Hi.
Finally, the killer and torturous 2 paper in a days are over! And it sucha a huge relive and a weight off my shoulders. I was doing last minute revision for every paper. If MYE was O'level, I would have killed myself. So lesson learnt, start preparation early. O'level Malay is coming in less than 3 weeks. GOSH. This is it. The paper. I really don't want to do redo the paper in October/November. I would like to have that 6 periods spent on other subjects from July onwards. Insyallah. An A2, at least.
School's been a hell. After MYE, its mock exam everyday. So this is life as a Secondary 4 student. Till now, I'm still fickle minded where to head to after Sec 4. I've got no course in mind neither JC. The way Ayu told me about JC life really sucks and scare me off.
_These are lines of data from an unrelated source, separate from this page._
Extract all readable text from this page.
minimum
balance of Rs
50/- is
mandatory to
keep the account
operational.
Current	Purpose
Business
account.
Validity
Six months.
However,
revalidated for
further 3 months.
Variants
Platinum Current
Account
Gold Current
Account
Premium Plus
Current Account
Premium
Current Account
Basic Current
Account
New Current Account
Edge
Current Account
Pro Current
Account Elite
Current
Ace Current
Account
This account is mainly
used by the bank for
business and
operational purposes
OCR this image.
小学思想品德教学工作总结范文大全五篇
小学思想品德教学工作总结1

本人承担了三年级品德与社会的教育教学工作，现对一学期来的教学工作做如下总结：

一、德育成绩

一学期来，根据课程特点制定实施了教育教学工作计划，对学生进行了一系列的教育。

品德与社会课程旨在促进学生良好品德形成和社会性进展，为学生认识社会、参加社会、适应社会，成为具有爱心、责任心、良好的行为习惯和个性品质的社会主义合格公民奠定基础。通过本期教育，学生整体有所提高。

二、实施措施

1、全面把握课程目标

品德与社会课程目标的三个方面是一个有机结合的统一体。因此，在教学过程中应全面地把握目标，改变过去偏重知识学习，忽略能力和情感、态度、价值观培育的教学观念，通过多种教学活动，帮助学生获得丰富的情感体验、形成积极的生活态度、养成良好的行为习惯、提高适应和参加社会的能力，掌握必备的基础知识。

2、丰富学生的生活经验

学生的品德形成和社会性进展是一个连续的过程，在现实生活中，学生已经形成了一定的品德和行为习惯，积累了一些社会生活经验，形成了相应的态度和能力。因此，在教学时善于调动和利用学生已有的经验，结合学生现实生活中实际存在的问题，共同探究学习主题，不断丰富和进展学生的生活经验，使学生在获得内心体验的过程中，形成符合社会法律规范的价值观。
Aiyah, if worst come to worst, either MI or ITE la. hah.
I'm just a girl. You don't have to worry about me. You go ahead and take the next girl dying for your attention. Why do everytime I get close with somebody that somebody just have to leave? why do my heart is so kind to give up my friendship just for the sake of other people's happiness? why do I want to get hurt and cry to myself to bed while the other party is having fun? why do people always have to be jealous? it sucks please. I always have to been the one who gives up what I have. I always have to give in. this is so wrong. I can't go on. I feel that I can't make my own stand. I have the rights and feelings too. Perhaps, i gave in because I just don't want to be a self-centred and stuck up bitch. I don't want to hurt other people. well, now, I just have to pray for my friends' happiness with whoever they're with. I know my attitude is fvck up, you don't have to say.